Tarif-Qualität: Worauf achten?
- Versicherungssumme — 300.000 € sind Mindeststandard, gute Tarife bieten unbegrenzt.
- Telefonische Erstberatung — kostenlose anwaltliche Erstauskunft, oft auch ohne Versicherungsfall.
- Mediation — viele Premium-Tarife übernehmen Mediator-Kosten (günstiger als Gerichtsverfahren).
- Online-Vertragsrecht — Schutz bei Streitigkeiten mit Online-Händlern und Plattformen.
- Internet-Rechtsschutz — Reputation, Persönlichkeitsrechte, Foto-Klau auf Social Media.
- Steuer-Rechtsschutz — Streit mit Finanzamt vor Finanzgericht, vor allem für Selbstständige wertvoll.
Wann kündigen oder wechseln?
Ordentliche Kündigung in der Regel zum Vertragsende mit 3 Monaten Frist. Sonderkündigung nach Schadenfall (egal ob Versicherer zahlt oder ablehnt) und bei Beitragserhöhung möglich. Wichtig beim Wechsel: nahtloser Übergang, sonst entstehen Wartezeitlücken bei aktuell laufenden Konflikten.
Brauche ich überhaupt einen Rechtsschutz?
Pflicht ist die Police nicht — aber sie ist ein „Equalizer": Sie hebt den finanziellen Druck eines drohenden Prozesses, der dich sonst zur Aufgabe deiner berechtigten Position zwingen würde. Besonders sinnvoll, wenn:
- du Arbeitnehmer bist (Kündigungs- und Lohnstreit),
- du Mieter oder Vermieter bist,
- du regelmäßig Auto fährst,
- oder du als Verbraucher mit großen Vertragsvolumen (Hauskauf, Auto, Versicherungen) zu tun hast.
Verwandte Rechner
- Haftpflichtversicherung-Rechner — der wichtigste Schutz für Schäden, die du anderen zufügst
- Berufsunfähigkeitsversicherung-Rechner — Einkommensabsicherung bei Berufsunfähigkeit
- Hausratversicherung-Rechner — Schutz für die Wohnungseinrichtung
- Finanz-Check — Gesamtüberblick über deine Versicherungen
Häufige Fragen (FAQ)
Übernimmt die Rechtsschutz auch die Kosten der Gegenseite?
Ja, falls du verlierst, übernimmt der Versicherer die zugesprochenen Kosten der Gegenseite — wie in jedem Zivilprozess. Voraussetzung: Erfolgsaussichten waren zu Beginn gegeben (keine „Mutwilligkeitsklausel").
Was ist die Deckungszusage?
Vor jedem Rechtsstreit prüft der Versicherer Erfolgsaussichten und Versicherungsschutz. Erteilt er die Deckungszusage, übernimmt er die Kosten. Lehnt er ab, kannst du den Stichentscheid eines unabhängigen Anwalts verlangen (auf Versicherer-Kosten).

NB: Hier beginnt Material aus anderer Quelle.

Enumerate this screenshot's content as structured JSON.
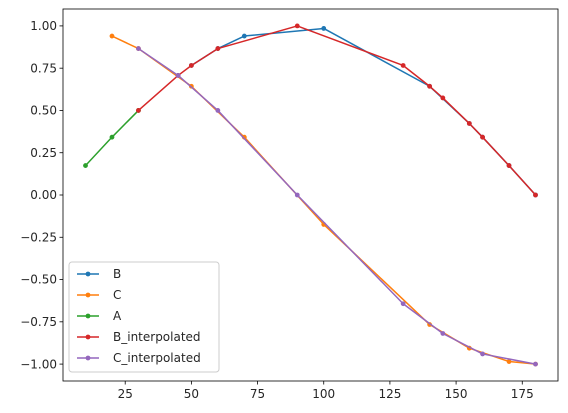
{
  "chart_data": {
    "type": "line",
    "title": "",
    "xlabel": "",
    "ylabel": "",
    "xlim": [
      1.5,
      188.5
    ],
    "ylim": [
      -1.1,
      1.1
    ],
    "xticks": [
      25,
      50,
      75,
      100,
      125,
      150,
      175
    ],
    "yticks": [
      -1.0,
      -0.75,
      -0.5,
      -0.25,
      0.0,
      0.25,
      0.5,
      0.75,
      1.0
    ],
    "xtick_labels": [
      "25",
      "50",
      "75",
      "100",
      "125",
      "150",
      "175"
    ],
    "ytick_labels": [
      "−1.00",
      "−0.75",
      "−0.50",
      "−0.25",
      "0.00",
      "0.25",
      "0.50",
      "0.75",
      "1.00"
    ],
    "grid": false,
    "legend_position": "lower-left",
    "series": [
      {
        "name": "B",
        "color": "#1f77b4",
        "x": [
          50,
          60,
          70,
          100,
          140,
          155,
          160,
          170,
          180
        ],
        "y": [
          0.766,
          0.866,
          0.94,
          0.985,
          0.643,
          0.423,
          0.342,
          0.174,
          0.0
        ]
      },
      {
        "name": "C",
        "color": "#ff7f0e",
        "x": [
          20,
          30,
          50,
          70,
          100,
          140,
          155,
          170,
          180
        ],
        "y": [
          0.94,
          0.866,
          0.643,
          0.342,
          -0.174,
          -0.766,
          -0.906,
          -0.985,
          -1.0
        ]
      },
      {
        "name": "A",
        "color": "#2ca02c",
        "x": [
          10,
          20,
          30
        ],
        "y": [
          0.174,
          0.342,
          0.5
        ]
      },
      {
        "name": "B_interpolated",
        "color": "#d62728",
        "x": [
          30,
          45,
          50,
          60,
          90,
          130,
          140,
          145,
          155,
          160,
          170,
          180
        ],
        "y": [
          0.5,
          0.707,
          0.766,
          0.866,
          1.0,
          0.766,
          0.643,
          0.574,
          0.423,
          0.342,
          0.174,
          0.0
        ]
      },
      {
        "name": "C_interpolated",
        "color": "#9467bd",
        "x": [
          30,
          45,
          60,
          90,
          130,
          145,
          160,
          180
        ],
        "y": [
          0.866,
          0.707,
          0.5,
          0.0,
          -0.643,
          -0.819,
          -0.94,
          -1.0
        ]
      }
    ]
  }
}
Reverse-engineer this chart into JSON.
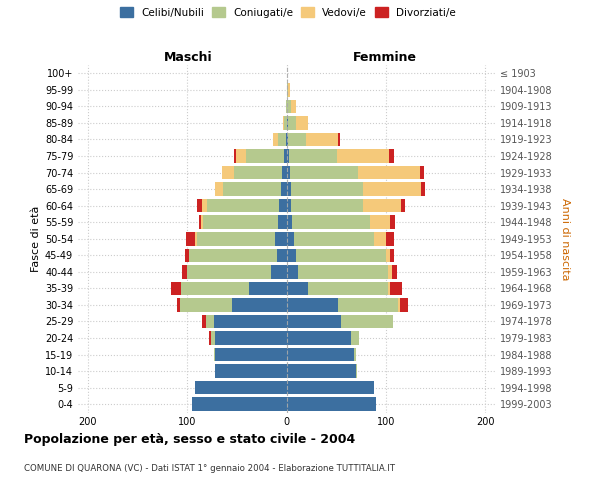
{
  "age_groups": [
    "0-4",
    "5-9",
    "10-14",
    "15-19",
    "20-24",
    "25-29",
    "30-34",
    "35-39",
    "40-44",
    "45-49",
    "50-54",
    "55-59",
    "60-64",
    "65-69",
    "70-74",
    "75-79",
    "80-84",
    "85-89",
    "90-94",
    "95-99",
    "100+"
  ],
  "birth_years": [
    "1999-2003",
    "1994-1998",
    "1989-1993",
    "1984-1988",
    "1979-1983",
    "1974-1978",
    "1969-1973",
    "1964-1968",
    "1959-1963",
    "1954-1958",
    "1949-1953",
    "1944-1948",
    "1939-1943",
    "1934-1938",
    "1929-1933",
    "1924-1928",
    "1919-1923",
    "1914-1918",
    "1909-1913",
    "1904-1908",
    "≤ 1903"
  ],
  "colors": {
    "celibi": "#3c6fa0",
    "coniugati": "#b5c98e",
    "vedovi": "#f5c97a",
    "divorziati": "#cc2222"
  },
  "males": {
    "celibi": [
      95,
      92,
      72,
      72,
      72,
      73,
      55,
      38,
      16,
      10,
      12,
      9,
      8,
      6,
      5,
      3,
      1,
      0,
      0,
      0,
      0
    ],
    "coniugati": [
      0,
      0,
      0,
      1,
      4,
      8,
      52,
      68,
      84,
      88,
      78,
      75,
      72,
      58,
      48,
      38,
      8,
      3,
      1,
      0,
      0
    ],
    "vedovi": [
      0,
      0,
      0,
      0,
      0,
      0,
      0,
      0,
      0,
      0,
      2,
      2,
      5,
      8,
      12,
      10,
      5,
      1,
      0,
      0,
      0
    ],
    "divorziati": [
      0,
      0,
      0,
      0,
      2,
      4,
      3,
      10,
      5,
      4,
      9,
      2,
      5,
      0,
      0,
      2,
      0,
      0,
      0,
      0,
      0
    ]
  },
  "females": {
    "celibi": [
      90,
      88,
      70,
      68,
      65,
      55,
      52,
      22,
      12,
      10,
      8,
      6,
      5,
      5,
      4,
      3,
      2,
      2,
      1,
      0,
      0
    ],
    "coniugati": [
      0,
      0,
      1,
      2,
      8,
      52,
      60,
      80,
      90,
      90,
      80,
      78,
      72,
      72,
      68,
      48,
      18,
      8,
      4,
      2,
      0
    ],
    "vedovi": [
      0,
      0,
      0,
      0,
      0,
      0,
      2,
      2,
      4,
      4,
      12,
      20,
      38,
      58,
      62,
      52,
      32,
      12,
      5,
      2,
      0
    ],
    "divorziati": [
      0,
      0,
      0,
      0,
      0,
      0,
      8,
      12,
      5,
      4,
      8,
      5,
      4,
      4,
      4,
      5,
      2,
      0,
      0,
      0,
      0
    ]
  },
  "xlim": 210,
  "title": "Popolazione per età, sesso e stato civile - 2004",
  "subtitle": "COMUNE DI QUARONA (VC) - Dati ISTAT 1° gennaio 2004 - Elaborazione TUTTITALIA.IT",
  "ylabel_left": "Fasce di età",
  "ylabel_right": "Anni di nascita",
  "xlabel_left": "Maschi",
  "xlabel_right": "Femmine",
  "bg_color": "#ffffff",
  "grid_color": "#cccccc",
  "bar_height": 0.82
}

Sind Kinder und Ehepartner mitversichert?
Im Familientarif: ja. Ehepartner, eingetragene Lebenspartner und unverheiratete Kinder bis Studien- oder Erstausbildungsende sind mitversichert. Wer in fester Anstellung ist (auch jung), braucht eine eigene Police.
Lohnt sich der Steuer-Rechtsschutz?
Für Angestellte selten — die meisten Finanzamtsstreitigkeiten enden vor Steuergericht erst, wenn das Einspruchsverfahren scheitert. Für Selbstständige und Vermieter dringend empfehlenswert: Betriebsprüfungen und Vermögensteuer-Streitigkeiten sind teure Verfahren.